The enthusiasm I witnessed in the first years of the dig from MPP team has not resulted in the delivery of what they were hoping: spectacular and unarguable results, and best practice conditions for student learning, setting examples how things should be done.

The lack of publications detailing what has been found while digging up hundreds of square metres of the most intriguing regions in the Prescellis is particularly disappointing.

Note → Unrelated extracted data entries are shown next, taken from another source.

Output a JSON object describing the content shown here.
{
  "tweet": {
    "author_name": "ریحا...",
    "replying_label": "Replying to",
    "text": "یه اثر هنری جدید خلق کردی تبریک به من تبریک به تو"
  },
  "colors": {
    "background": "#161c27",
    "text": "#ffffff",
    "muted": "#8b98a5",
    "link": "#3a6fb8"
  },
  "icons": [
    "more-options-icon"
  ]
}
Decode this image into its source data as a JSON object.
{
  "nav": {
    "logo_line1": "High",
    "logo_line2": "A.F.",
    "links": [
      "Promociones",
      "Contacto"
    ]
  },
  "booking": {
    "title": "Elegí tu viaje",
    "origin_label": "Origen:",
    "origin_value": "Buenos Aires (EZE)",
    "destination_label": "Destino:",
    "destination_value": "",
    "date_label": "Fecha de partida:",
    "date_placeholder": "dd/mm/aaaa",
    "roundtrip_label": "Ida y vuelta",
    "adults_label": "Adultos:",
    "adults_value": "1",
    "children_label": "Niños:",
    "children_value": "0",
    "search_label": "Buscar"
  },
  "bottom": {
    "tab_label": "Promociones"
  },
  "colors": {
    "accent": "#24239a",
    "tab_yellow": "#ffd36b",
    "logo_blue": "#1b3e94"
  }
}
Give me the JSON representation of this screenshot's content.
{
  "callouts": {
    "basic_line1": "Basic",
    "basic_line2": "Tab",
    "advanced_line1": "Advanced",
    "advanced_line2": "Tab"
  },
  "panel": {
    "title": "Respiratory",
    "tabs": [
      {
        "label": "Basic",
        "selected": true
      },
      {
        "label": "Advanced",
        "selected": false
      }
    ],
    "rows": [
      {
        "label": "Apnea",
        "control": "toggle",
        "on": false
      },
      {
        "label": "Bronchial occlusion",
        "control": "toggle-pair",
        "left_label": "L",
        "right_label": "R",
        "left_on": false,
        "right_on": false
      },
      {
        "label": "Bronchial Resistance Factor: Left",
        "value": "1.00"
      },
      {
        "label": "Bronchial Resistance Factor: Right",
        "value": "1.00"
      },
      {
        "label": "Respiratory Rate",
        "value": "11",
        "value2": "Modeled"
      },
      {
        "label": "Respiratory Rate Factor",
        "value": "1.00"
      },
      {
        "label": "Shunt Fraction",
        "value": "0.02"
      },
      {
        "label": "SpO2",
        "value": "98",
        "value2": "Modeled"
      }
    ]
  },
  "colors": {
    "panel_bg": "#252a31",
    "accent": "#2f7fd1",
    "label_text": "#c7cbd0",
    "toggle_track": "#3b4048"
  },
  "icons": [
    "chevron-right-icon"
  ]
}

It would also be professional and an example to the London University students should MPP respond to Brian's papers.

TonyH said...

Agree wholeheartedly, Chris. And the silence from other archaeological professionals elsewhere in the UK is deafening, yet speaks volumes.

BRIAN JOHN said...

What really interests me is this: Why is there no effective scrutiny from within the archaeological community? OK -- you have 14 authors of that terrible Antiquity paper (essentially all those who are involved in the Pembrokeshire Quarry Hunt) who are now stuffed and forced into silence because of this absurd corporate responsibility convention; but where are all the other professionals who should be going on the record to express their concerns about the lack of detailed publications and the endless regurgitation of assertions and speculations unsupported by evidence? Are they all cowed into silence by MPP's seniority and "eminence"? It really is bizarre.....

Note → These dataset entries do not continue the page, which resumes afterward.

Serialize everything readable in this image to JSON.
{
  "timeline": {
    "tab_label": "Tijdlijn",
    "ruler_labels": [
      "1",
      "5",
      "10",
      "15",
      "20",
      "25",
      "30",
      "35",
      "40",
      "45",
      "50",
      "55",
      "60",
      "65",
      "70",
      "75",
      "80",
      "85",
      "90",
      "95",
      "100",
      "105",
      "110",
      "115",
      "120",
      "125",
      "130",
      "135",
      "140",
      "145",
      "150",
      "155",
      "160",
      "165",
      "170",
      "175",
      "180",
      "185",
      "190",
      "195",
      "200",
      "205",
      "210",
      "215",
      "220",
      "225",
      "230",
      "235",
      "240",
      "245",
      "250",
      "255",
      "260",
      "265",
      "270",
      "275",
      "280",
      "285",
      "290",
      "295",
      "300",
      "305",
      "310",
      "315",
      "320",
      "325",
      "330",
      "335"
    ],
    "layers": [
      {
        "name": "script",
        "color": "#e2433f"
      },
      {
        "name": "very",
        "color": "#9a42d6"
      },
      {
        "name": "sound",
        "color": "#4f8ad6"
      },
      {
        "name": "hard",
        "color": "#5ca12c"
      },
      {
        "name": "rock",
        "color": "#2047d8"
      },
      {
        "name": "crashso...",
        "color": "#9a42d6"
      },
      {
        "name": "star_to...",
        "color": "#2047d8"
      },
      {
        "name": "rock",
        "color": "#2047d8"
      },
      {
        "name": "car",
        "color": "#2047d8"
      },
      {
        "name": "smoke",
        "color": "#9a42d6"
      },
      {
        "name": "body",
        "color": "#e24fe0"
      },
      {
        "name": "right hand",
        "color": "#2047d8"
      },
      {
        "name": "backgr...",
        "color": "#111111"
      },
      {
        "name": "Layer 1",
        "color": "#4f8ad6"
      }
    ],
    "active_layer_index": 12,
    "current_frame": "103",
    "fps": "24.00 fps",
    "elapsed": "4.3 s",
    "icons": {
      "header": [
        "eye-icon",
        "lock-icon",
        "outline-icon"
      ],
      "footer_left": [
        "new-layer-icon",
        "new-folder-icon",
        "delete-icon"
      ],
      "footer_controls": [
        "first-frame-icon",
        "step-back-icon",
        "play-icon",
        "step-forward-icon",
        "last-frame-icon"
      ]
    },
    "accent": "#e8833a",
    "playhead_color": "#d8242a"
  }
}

I know I have been critical enough on this blog of Tim Darvill and Geoff Wainwright in the past -- but I do happily acknowledge that they have always published field reports in a responsible and timely fashion, and have had the good grace to recognize "alternative interpretations" and to cite papers that they might not necessarily agree with. That is what academic discourse should be like.

Gordon said...

Unfortunately it seems to be a remit for all archaeologists to ritualise everything,and create a mythological story of our prehistory.We now live in a land where we have "hillforts"that were never forts,"Roundhouses"that were never lived in,"Settlements that were never settled,"Field systems"that never contained a crop and "Prehistoric villages" that were nothing of the sort.Are these people working to a script? Who sets the guidelines?Maybe,if instead of scrutinising some of their wilder theories sensibly,we just ridiculed them.We could give awards for the daftest theory it could be the Francis Pryor award since he seems to come up with some of the daftest.Could i please put forward the chap who described the process of putting hot stones in water in order to make the water boil as "thermo lithic technology"

BRIAN JOHN said...

Sound thinking, Gordon. I do have a little sympathy with the archaeologists, whi have understandably got a bit fed up with "typology" or with describing and classifying features on the basis of their physical characteristics. Clearly they want to go on and ask "what were all these things intended for?" Investigations of process followed by investigations of purpose. But I do agree that there seems to be an obsession with ritual and a tendency to romanticise -- and an accompanying failure to give due respect to the utilitarian purposes of the great majority of prehistoric features in the landscape. Stephen Briggs and various others have pointed this out, but nobody much listens to them. "Neolithic farmer builds wall to keep sheep from straying" does not make a very good media headline.........

Gordon said...

On a slight aside,i have been reviewing the popular posts playing catch up.After viewing the post referring to rope technology,a valid point i thought,and the responses to your question,i typed solent boat 6000b.c into google the pdf from the maritime archaeological trust was very informative.It seems that certain people were literally grasping at straws.

TonyH said...

Gordon, having just taken a look at an article from The Independent on the same Mesolithic subject, i.e. the discoveries off Bouldner, Isle of Wight, there is remarkable evidence for wheat reaching coastal Britain 6000 BC. We have occasionally mentioned this Mesolithic underwater site before. Potential implications for Blick Mead Mesolithic site on the edge of Amesbury, and, indeed, Mesolithic evidence closer to Stonehenge vicinity.